Advance warning: this post has no purpose… just a walk down memory lane. That’s what a “personal blog” is for.
I remember the first time I really encountered the phrase “but that’s what makes it so awesome.” It was after I had already become a jaded sixth grader. Cartoons were over, it was all about computers and video games for me. Who watched TV after school? Evidently, everyone.
You see, a year or so before, Fox had unleashed something on the American public called “Mighty Morphin’ Power Rangers.” As far as I was concerned, it was a show for kids. So when I was asked if I had ever watched the show, I scoffed, no, it’s a show for little kids! – “But that’s what makes it so awesome,” was the argument I was presented with.
I remember the feeling of shellshock… that was all one had to say, and anything which people could make fun of was instantly defused? So if video games are for kids, I can say “but that’s what makes them so awesome” and everything will be okay? Nobody can laugh about it? Surprise! It doesn’t work that way.
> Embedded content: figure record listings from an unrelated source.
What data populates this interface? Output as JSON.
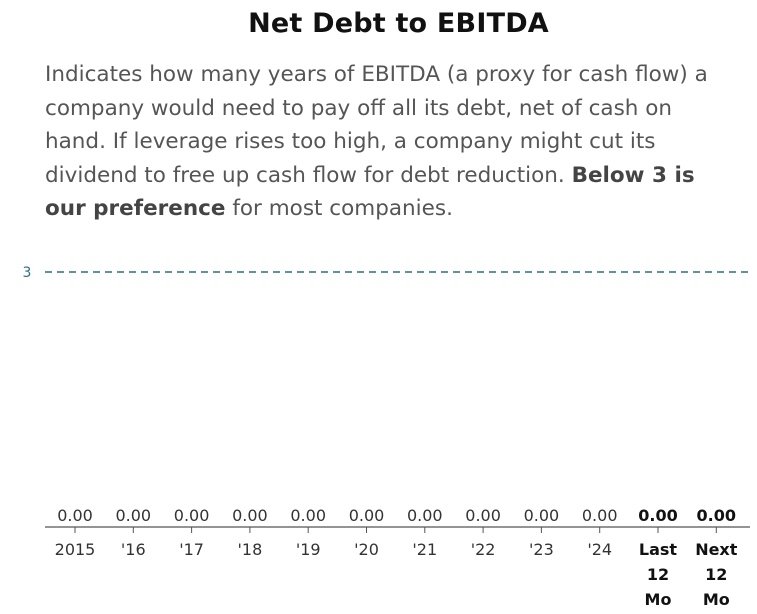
{
  "title": "Net Debt to EBITDA",
  "description": {
    "text": "Indicates how many years of EBITDA (a proxy for cash flow) a company would need to pay off all its debt, net of cash on hand. If leverage rises too high, a company might cut its dividend to free up cash flow for debt reduction. ",
    "bold": "Below 3 is our preference",
    "tail": " for most companies."
  },
  "colors": {
    "reference_line": "#2b6f87",
    "axis": "#555555"
  },
  "chart_data": {
    "type": "bar",
    "categories": [
      "2015",
      "'16",
      "'17",
      "'18",
      "'19",
      "'20",
      "'21",
      "'22",
      "'23",
      "'24",
      "Last 12 Mo",
      "Next 12 Mo"
    ],
    "values": [
      0.0,
      0.0,
      0.0,
      0.0,
      0.0,
      0.0,
      0.0,
      0.0,
      0.0,
      0.0,
      0.0,
      0.0
    ],
    "value_labels": [
      "0.00",
      "0.00",
      "0.00",
      "0.00",
      "0.00",
      "0.00",
      "0.00",
      "0.00",
      "0.00",
      "0.00",
      "0.00",
      "0.00"
    ],
    "highlighted_categories": [
      "Last 12 Mo",
      "Next 12 Mo"
    ],
    "reference_line": {
      "value": 3,
      "label": "3",
      "style": "dashed"
    },
    "ylim": [
      0,
      3
    ],
    "title": "Net Debt to EBITDA"
  }
}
These were lessons that I’ve learned from that era: you can only say that if you’re already in the “in” crowd. Liking Power Rangers when you were ‘too old’ for it made you “ironically hip” – before we knew what that was – so long as you were one of the cool kids. If you were in the wrong group of friends, they laughed at you for liking Power Rangers “for the wrong reasons” – though they never explained what their cool kid reasons were that made it okay. So I continued on thinking it was for little kids, I didn’t like it all and didn’t bother finding a reason to like it, cool or uncool. I just stayed out of it.
Many people who know me sometimes think that I stop liking bands who “sell out” – once other people like a band that I liked, it’s not cool anymore… that’s not really the case. I enjoy things that people have always hated: Weezer’s Pinkerton (now see The Pinkerton Effect), Good Charlotte’s The Young and the Hopeless Album, and I’ve loved Greenday from the days of 409 in your Coffee Maker through Jesus of Suberbia. Just because someone changes, doesn’t mean they’ve gotten worse. When I say I like ‘earlier’ recordings of songs from an EP version, people roll their eyes and say “of course you would,” even if I genuinely just liked the sound better (see In Fear & Faith’s self titled EP vs. the Voyage EP, mostly the same songs, but better vocals on the self titled EP!).
I don’t like things because they’re liked by other people, nor do I like them because they’re not liked by other people – I like what I like, there’s not some ironic reasoning for it, it’s just me. I’m tired of having to have a reason for a hobby, ever since sixth grade. It’s too much work. But maybe, just maybe, all that work defending your hobbies is what makes them so awesome and so personal to you.